Przetarg budzi wiele kontrowersji. Oburza fakt, że agencja decyduje się na tak kosztowne zakupy w tak trudnej sytuacji kraju. Na tym jednak nie koniec motowątpliwości. Inspektorzy Najwyższej Izby Kontroli, oceniając produkty umowy w części nieinformatycznej systemu IACS oraz tryb ich odbioru przez ARiMR, stwierdzili rażący brak niegospodarności przy odbiorze, akceptacji i zapłacie za wykonanie przez Hewlett- -Packard umowy na projekt zapewnienia środków transportu do obsługi systemu.

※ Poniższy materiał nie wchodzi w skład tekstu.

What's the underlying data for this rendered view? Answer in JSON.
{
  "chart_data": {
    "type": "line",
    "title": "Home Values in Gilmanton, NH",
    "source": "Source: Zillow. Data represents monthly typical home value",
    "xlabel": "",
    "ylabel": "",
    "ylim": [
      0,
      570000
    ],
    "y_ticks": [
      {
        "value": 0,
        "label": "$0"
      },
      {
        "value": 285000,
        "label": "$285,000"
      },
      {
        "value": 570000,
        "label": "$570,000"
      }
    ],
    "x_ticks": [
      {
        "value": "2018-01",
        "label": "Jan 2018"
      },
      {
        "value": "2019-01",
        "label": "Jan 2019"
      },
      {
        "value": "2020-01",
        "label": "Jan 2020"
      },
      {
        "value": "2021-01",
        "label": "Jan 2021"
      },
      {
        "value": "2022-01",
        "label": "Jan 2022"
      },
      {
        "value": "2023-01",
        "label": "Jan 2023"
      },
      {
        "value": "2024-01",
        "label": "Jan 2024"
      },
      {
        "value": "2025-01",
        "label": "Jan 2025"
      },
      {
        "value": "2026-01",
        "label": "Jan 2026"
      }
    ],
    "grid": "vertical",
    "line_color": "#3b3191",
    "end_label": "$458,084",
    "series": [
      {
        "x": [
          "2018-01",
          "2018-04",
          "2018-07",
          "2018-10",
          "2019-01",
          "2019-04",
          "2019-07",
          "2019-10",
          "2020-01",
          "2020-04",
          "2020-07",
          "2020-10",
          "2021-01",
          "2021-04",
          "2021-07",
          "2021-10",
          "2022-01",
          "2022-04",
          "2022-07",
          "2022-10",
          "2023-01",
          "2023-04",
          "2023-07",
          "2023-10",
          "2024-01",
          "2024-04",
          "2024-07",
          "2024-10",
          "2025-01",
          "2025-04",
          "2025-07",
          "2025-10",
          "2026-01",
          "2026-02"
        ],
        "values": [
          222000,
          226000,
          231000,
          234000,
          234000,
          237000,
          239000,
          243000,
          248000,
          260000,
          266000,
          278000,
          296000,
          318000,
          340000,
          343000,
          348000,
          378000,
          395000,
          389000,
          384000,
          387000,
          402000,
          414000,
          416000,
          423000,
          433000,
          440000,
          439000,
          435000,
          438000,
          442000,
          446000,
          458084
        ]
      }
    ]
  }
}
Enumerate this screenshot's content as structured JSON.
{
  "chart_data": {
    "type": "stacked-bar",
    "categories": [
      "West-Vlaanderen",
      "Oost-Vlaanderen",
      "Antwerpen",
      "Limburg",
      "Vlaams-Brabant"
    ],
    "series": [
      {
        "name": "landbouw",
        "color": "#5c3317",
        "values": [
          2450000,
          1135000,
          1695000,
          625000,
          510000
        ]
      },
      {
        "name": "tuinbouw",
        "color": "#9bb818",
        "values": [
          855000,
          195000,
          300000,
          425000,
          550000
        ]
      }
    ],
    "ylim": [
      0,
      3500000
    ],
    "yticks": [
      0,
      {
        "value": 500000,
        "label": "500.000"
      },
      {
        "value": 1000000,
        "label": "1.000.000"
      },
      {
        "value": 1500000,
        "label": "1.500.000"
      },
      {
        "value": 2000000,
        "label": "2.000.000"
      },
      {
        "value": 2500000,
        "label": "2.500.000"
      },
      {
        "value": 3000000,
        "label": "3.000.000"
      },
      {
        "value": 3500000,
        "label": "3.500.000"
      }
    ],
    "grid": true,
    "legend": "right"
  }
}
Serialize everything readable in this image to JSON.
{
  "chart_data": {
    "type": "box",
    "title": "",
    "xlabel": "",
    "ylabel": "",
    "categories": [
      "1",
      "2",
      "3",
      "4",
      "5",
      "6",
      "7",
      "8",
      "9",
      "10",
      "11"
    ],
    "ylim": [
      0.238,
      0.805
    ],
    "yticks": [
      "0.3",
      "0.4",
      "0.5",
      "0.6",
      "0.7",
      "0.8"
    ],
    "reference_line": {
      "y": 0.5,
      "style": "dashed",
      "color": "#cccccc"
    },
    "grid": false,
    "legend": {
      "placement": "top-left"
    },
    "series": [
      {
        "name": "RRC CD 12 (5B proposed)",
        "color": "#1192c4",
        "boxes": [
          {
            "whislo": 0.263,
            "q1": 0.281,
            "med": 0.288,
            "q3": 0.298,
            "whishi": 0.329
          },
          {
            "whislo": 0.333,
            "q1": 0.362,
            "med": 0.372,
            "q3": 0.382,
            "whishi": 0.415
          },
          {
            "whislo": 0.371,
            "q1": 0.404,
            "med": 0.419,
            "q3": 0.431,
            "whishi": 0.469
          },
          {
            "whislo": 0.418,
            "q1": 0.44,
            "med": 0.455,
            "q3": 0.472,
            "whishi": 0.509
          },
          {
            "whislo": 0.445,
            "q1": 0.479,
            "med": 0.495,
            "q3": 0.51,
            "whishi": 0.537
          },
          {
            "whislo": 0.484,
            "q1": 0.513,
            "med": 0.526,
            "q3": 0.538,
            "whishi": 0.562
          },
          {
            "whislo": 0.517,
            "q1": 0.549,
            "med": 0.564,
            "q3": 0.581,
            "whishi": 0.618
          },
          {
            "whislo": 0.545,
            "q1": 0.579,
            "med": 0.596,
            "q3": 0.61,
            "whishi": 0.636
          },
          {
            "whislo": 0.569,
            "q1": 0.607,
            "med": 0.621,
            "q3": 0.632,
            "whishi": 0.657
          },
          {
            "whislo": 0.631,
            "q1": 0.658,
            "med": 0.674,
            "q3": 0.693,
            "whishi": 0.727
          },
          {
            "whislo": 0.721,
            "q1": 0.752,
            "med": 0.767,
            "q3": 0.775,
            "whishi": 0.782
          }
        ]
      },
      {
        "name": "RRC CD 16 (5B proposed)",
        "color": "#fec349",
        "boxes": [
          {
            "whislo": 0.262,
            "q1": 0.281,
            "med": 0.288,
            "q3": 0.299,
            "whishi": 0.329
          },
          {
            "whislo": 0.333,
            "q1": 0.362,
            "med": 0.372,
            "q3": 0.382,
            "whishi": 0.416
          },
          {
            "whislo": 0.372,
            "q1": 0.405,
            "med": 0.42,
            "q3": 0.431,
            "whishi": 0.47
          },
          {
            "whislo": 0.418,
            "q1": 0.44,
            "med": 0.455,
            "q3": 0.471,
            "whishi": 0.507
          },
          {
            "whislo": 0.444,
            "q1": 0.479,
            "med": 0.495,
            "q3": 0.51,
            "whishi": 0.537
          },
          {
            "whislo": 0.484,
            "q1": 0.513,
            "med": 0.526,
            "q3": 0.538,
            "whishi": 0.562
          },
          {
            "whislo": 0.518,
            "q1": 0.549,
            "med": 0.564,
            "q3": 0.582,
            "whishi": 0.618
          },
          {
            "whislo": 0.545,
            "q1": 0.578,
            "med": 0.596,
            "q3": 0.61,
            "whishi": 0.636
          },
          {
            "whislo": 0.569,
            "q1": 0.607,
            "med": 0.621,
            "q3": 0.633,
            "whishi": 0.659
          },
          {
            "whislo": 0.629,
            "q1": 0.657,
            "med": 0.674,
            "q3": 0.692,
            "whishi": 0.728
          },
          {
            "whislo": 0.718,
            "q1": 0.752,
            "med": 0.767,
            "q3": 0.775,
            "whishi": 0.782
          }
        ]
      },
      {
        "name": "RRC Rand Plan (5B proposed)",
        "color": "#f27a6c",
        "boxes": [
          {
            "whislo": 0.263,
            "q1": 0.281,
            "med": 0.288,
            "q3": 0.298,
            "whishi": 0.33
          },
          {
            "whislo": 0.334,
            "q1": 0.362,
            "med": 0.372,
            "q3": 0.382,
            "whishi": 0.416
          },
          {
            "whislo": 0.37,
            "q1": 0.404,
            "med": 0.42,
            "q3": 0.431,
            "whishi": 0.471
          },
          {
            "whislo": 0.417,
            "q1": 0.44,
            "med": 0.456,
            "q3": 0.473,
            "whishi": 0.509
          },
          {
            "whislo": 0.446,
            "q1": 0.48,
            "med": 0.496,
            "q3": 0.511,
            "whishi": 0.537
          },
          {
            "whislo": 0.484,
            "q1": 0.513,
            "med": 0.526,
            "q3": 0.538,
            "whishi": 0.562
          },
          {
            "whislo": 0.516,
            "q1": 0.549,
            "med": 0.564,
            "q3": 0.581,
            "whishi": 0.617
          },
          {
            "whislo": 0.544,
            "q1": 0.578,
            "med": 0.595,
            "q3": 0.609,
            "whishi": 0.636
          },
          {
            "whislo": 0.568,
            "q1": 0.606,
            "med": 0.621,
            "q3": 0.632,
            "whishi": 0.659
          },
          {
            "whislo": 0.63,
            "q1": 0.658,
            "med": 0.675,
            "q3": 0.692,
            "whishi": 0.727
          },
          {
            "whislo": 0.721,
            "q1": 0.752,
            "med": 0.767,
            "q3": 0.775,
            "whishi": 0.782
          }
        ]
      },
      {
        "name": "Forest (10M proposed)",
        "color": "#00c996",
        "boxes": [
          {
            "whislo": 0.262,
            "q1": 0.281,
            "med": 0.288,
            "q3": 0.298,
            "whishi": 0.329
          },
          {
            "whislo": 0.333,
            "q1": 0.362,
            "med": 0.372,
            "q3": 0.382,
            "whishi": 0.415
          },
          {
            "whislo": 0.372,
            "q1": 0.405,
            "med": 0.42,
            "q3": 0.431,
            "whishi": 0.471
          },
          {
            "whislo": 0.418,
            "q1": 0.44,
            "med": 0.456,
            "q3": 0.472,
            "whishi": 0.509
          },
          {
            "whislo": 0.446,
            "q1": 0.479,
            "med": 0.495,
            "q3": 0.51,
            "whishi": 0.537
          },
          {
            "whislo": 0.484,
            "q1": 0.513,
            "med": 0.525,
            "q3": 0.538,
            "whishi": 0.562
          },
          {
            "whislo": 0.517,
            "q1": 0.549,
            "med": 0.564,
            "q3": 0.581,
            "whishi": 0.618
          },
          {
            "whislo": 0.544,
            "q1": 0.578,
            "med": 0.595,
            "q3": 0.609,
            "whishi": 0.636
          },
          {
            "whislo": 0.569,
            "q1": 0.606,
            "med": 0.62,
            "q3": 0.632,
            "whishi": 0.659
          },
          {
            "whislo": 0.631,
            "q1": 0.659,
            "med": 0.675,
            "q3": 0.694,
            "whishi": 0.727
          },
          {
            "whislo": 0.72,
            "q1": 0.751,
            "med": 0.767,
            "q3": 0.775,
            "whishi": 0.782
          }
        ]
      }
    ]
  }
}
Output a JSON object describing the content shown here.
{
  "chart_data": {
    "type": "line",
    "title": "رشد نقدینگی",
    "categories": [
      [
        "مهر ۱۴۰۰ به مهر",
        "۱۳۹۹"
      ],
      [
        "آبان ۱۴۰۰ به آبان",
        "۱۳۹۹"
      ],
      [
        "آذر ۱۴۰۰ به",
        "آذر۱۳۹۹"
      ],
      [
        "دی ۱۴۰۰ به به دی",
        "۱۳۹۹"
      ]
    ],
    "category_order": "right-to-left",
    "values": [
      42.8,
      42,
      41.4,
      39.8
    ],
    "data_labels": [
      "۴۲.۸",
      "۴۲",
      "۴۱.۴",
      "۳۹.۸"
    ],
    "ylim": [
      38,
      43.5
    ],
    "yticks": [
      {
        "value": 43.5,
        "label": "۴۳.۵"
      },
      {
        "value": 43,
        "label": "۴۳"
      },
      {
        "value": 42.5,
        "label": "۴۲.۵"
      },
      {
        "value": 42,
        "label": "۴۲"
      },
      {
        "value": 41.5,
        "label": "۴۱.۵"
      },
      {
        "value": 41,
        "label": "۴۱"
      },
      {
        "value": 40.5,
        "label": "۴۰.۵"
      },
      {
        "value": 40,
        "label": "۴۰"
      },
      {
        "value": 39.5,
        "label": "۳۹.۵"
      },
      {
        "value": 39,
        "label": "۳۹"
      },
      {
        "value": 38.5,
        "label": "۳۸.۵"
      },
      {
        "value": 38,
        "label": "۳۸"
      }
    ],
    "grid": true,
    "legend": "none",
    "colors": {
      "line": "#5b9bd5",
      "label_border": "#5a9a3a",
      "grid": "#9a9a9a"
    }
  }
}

Cena projektu, zdaniem NIK, znacznie przewyższała jego wartość. 10 stycznia 2002 roku ARiMR zapłaciła za jego realizację 1,642 mln zł brutto. Tymczasem na 71 stronach znalazła się kompilacja ofert; dealera Fiata dotycząca m.in. danych technicznych i wyposażenia pojazdów, PKN Orlen w zakresie wytwarzanych produktów oraz sposobu korzystania z kart flotowych PKN Orlen oraz TUiR Warta przedstawiającej zakresy ubezpieczenia proponowane przez tę firmę. W analizie nie zostały natomiast uwzględnione propozycje innych firm ubezpieczeniowych, paliwowych i samochodowych, chociaż wiadomo było, że wybór zwycięzcy odbędzie się w trybie przetargu.
Obecny prezes ARiMR, Aleksander Bentkowski, doprowadził do renegocjacji umowy z Hewlett-Packard. HP zgodziło się na wyłączenie z kontraktu prac nieinformatycznych wycenianych łącznie na 24,8 mln EUR (100 mln zł). Kontrowersje jednak pozostały.
— Zaznaczam, że nie podważamy samego zakupu, lecz koszt opracowanego projektu — mówi Małgorzata Pomianowska, rzecznik Najwyższej Izby Kontroli.